I did feel free. Freer than I’d been since before my diagnosis, maybe longer. Despite the sadness I’d felt earlier in the day over my conversation with Elly, I knew wishing away the cancer wasn’t the answer. Knowing I was leaving Elly alone—it was hard and it was painful, but I’d given myself several hours to grieve. I’d cried, and cried some more. I’d let myself feel it, and as the emotion bled out, so did its intensity.
She would be okay. She’d have Kyle and my dad, and even little Beast. She’d have people who would always love her, and who would step in where I was stepping out. She was loved as much as I was, and by people who knew I loved them too.
There was nothing left unsaid. Love said it all.
My family had finally accepted my choice, and I was in control of my life again, despite the sickness that was so far out of my hands. All the angst and stress of the last few months, trying to deny what was happening… it had melted away.
I was dying, and there was a freedom in that, too.
There was a freedom in accepting this was going to happen. Kyle would lose his wife. Elly would lose her sister—and Dad, his daughter. I couldn’t fight it. I couldn’t stop it, but I could enjoy the time I had left with them.
I hadn’t even celebrated the real July Fourth this past year. We’d just moved to Vermont, and I’d been so busy dealing with the process of getting my medication, getting residency established, and everything else that goes into uprooting your life. The last April Fool’s Day I’d spent thr
owing up after my first radiation treatment. The last St. Patrick’s Day and Valentine’s Day, I’d been planning a family and falling in love with the rest of my life stretching out before me.
It hadn’t occurred to me to celebrate the last few holidays because I might not have another chance, which was very unlike me. Who I had become over the last few months… I didn’t like that person. For the first time in a while, I felt like the old me again. I was getting a re-do—even if only on holidays.
“Happy Independence Day it is,” Kyle agreed, taking another swig of his beer.
I sipped my lemonade and watched Beast sniffing at the bag of fireworks a few feet from us. “How big are those fireworks?”
Kyle grinned mischievously. “Let’s just say, it’s not completely legal.”

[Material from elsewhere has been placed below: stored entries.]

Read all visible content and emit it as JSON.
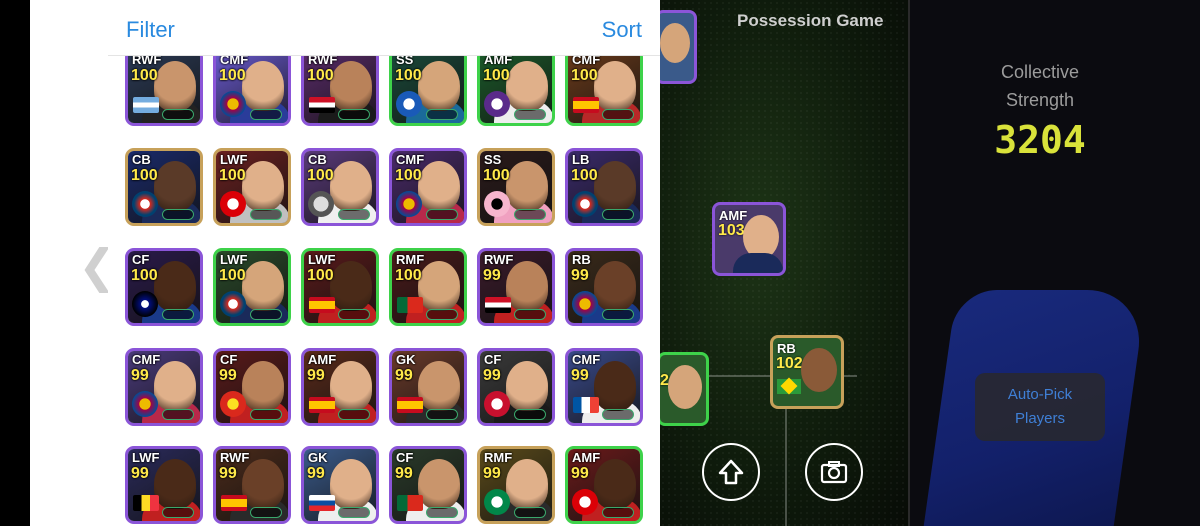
{
  "header": {
    "filter_label": "Filter",
    "sort_label": "Sort"
  },
  "nav": {
    "back_icon": "chevron-left-icon"
  },
  "pitch": {
    "title": "Possession Game",
    "cards": [
      {
        "position": "",
        "rating": ""
      },
      {
        "position": "AMF",
        "rating": "103"
      },
      {
        "position": "RB",
        "rating": "102"
      },
      {
        "position": "",
        "rating": "2"
      }
    ]
  },
  "team": {
    "collective_label_1": "Collective",
    "collective_label_2": "Strength",
    "collective_value": "3204",
    "auto_pick_1": "Auto-Pick",
    "auto_pick_2": "Players"
  },
  "controls": {
    "upload_icon": "arrow-up-icon",
    "camera_icon": "camera-icon"
  },
  "players": [
    {
      "position": "RWF",
      "rating": "100",
      "flag": "argentina",
      "border": "purple",
      "bg": "#2b3a55",
      "skin": "#c9956c",
      "shirt": "#222"
    },
    {
      "position": "CMF",
      "rating": "100",
      "flag": "barca",
      "border": "purple",
      "bg": "#6a5ad0",
      "skin": "#e0b08a",
      "shirt": "#2a3c9a"
    },
    {
      "position": "RWF",
      "rating": "100",
      "flag": "egypt",
      "border": "purple",
      "bg": "#5a2b6a",
      "skin": "#b9825a",
      "shirt": "#1a1a1a"
    },
    {
      "position": "SS",
      "rating": "100",
      "flag": "club-blue",
      "border": "green",
      "bg": "#1a4a3a",
      "skin": "#d5a57a",
      "shirt": "#1a6a9a"
    },
    {
      "position": "AMF",
      "rating": "100",
      "flag": "club-purple",
      "border": "green",
      "bg": "#1b5a2a",
      "skin": "#e0b08a",
      "shirt": "#eee"
    },
    {
      "position": "CMF",
      "rating": "100",
      "flag": "spain",
      "border": "green",
      "bg": "#6a3a1a",
      "skin": "#e0b08a",
      "shirt": "#b82828"
    },
    {
      "position": "CB",
      "rating": "100",
      "flag": "psg",
      "border": "gold",
      "bg": "#1a2a6a",
      "skin": "#5a3a28",
      "shirt": "#1a2a5a"
    },
    {
      "position": "LWF",
      "rating": "100",
      "flag": "arsenal",
      "border": "gold",
      "bg": "#6a2020",
      "skin": "#e0b08a",
      "shirt": "#c0c0c0"
    },
    {
      "position": "CB",
      "rating": "100",
      "flag": "club-white",
      "border": "purple",
      "bg": "#5a3a7a",
      "skin": "#e0b08a",
      "shirt": "#f0f0f0"
    },
    {
      "position": "CMF",
      "rating": "100",
      "flag": "barca",
      "border": "purple",
      "bg": "#4a2a6a",
      "skin": "#e0b08a",
      "shirt": "#b8284a"
    },
    {
      "position": "SS",
      "rating": "100",
      "flag": "club-miami",
      "border": "gold",
      "bg": "#2a1a1a",
      "skin": "#c9956c",
      "shirt": "#f0a0c0"
    },
    {
      "position": "LB",
      "rating": "100",
      "flag": "psg",
      "border": "purple",
      "bg": "#3a2a6a",
      "skin": "#5a3a28",
      "shirt": "#1a2a5a"
    },
    {
      "position": "CF",
      "rating": "100",
      "flag": "inter",
      "border": "purple",
      "bg": "#2a1a4a",
      "skin": "#4a2a18",
      "shirt": "#1a3a8a"
    },
    {
      "position": "LWF",
      "rating": "100",
      "flag": "psg",
      "border": "green",
      "bg": "#2a4a2a",
      "skin": "#d5a57a",
      "shirt": "#1a2a5a"
    },
    {
      "position": "LWF",
      "rating": "100",
      "flag": "spain",
      "border": "green",
      "bg": "#5a1a1a",
      "skin": "#4a2a18",
      "shirt": "#c02020"
    },
    {
      "position": "RMF",
      "rating": "100",
      "flag": "portugal",
      "border": "green",
      "bg": "#4a1a1a",
      "skin": "#d5a57a",
      "shirt": "#c02020"
    },
    {
      "position": "RWF",
      "rating": "99",
      "flag": "egypt",
      "border": "purple",
      "bg": "#3a1a2a",
      "skin": "#b9825a",
      "shirt": "#c02020"
    },
    {
      "position": "RB",
      "rating": "99",
      "flag": "barca",
      "border": "purple",
      "bg": "#3a2a1a",
      "skin": "#6a4028",
      "shirt": "#1a3a8a"
    },
    {
      "position": "CMF",
      "rating": "99",
      "flag": "barca",
      "border": "purple",
      "bg": "#4a3a7a",
      "skin": "#e0b08a",
      "shirt": "#b8284a"
    },
    {
      "position": "CF",
      "rating": "99",
      "flag": "manutd",
      "border": "purple",
      "bg": "#5a1a1a",
      "skin": "#b9825a",
      "shirt": "#c02020"
    },
    {
      "position": "AMF",
      "rating": "99",
      "flag": "spain",
      "border": "purple",
      "bg": "#5a2a1a",
      "skin": "#e0b08a",
      "shirt": "#c02020"
    },
    {
      "position": "GK",
      "rating": "99",
      "flag": "spain",
      "border": "purple",
      "bg": "#6a3a2a",
      "skin": "#c9956c",
      "shirt": "#2a2a2a"
    },
    {
      "position": "CF",
      "rating": "99",
      "flag": "club-red",
      "border": "purple",
      "bg": "#3a3a3a",
      "skin": "#e0b08a",
      "shirt": "#1a1a1a"
    },
    {
      "position": "CMF",
      "rating": "99",
      "flag": "france",
      "border": "purple",
      "bg": "#3a4a8a",
      "skin": "#4a2a18",
      "shirt": "#eee"
    },
    {
      "position": "LWF",
      "rating": "99",
      "flag": "belgium",
      "border": "purple",
      "bg": "#2a2a5a",
      "skin": "#4a2a18",
      "shirt": "#c02020"
    },
    {
      "position": "RWF",
      "rating": "99",
      "flag": "spain",
      "border": "purple",
      "bg": "#4a2a1a",
      "skin": "#6a4028",
      "shirt": "#2a2a2a"
    },
    {
      "position": "GK",
      "rating": "99",
      "flag": "slovenia",
      "border": "purple",
      "bg": "#3a5a8a",
      "skin": "#e0b08a",
      "shirt": "#eee"
    },
    {
      "position": "CF",
      "rating": "99",
      "flag": "portugal",
      "border": "purple",
      "bg": "#2a3a2a",
      "skin": "#c9956c",
      "shirt": "#eee"
    },
    {
      "position": "RMF",
      "rating": "99",
      "flag": "celtic",
      "border": "gold",
      "bg": "#5a4a1a",
      "skin": "#e0b08a",
      "shirt": "#2a2a2a"
    },
    {
      "position": "AMF",
      "rating": "99",
      "flag": "arsenal",
      "border": "green",
      "bg": "#6a1a1a",
      "skin": "#4a2a18",
      "shirt": "#c02020"
    }
  ]
}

My brows raised and Elly scooped Beast into her arms. “Let’s put you inside, Beastie Boy.”
“Good idea,” Kyle agreed. “I’m going to set them up.”
“Don’t lose a hand—or anything else!” I called out, though I knew he’d be careful.
A few minutes later, there was a row of rockets, poised and pointing over the water.
“Here you go.” Kyle handed everyone two sparklers and then lit a match, setting them on fire.
I held the wooden end carefully, keeping the flame away from me as sparks shot out from the tip. It crackled and sizzled and flamed, and I couldn’t take my eyes off of it.
Elly ran around the yard with hers, dancing in circles, waving the sparkler to make long ribbons of light through the night sky. “Instead of using ribbons in gymnastics, we should have used these!”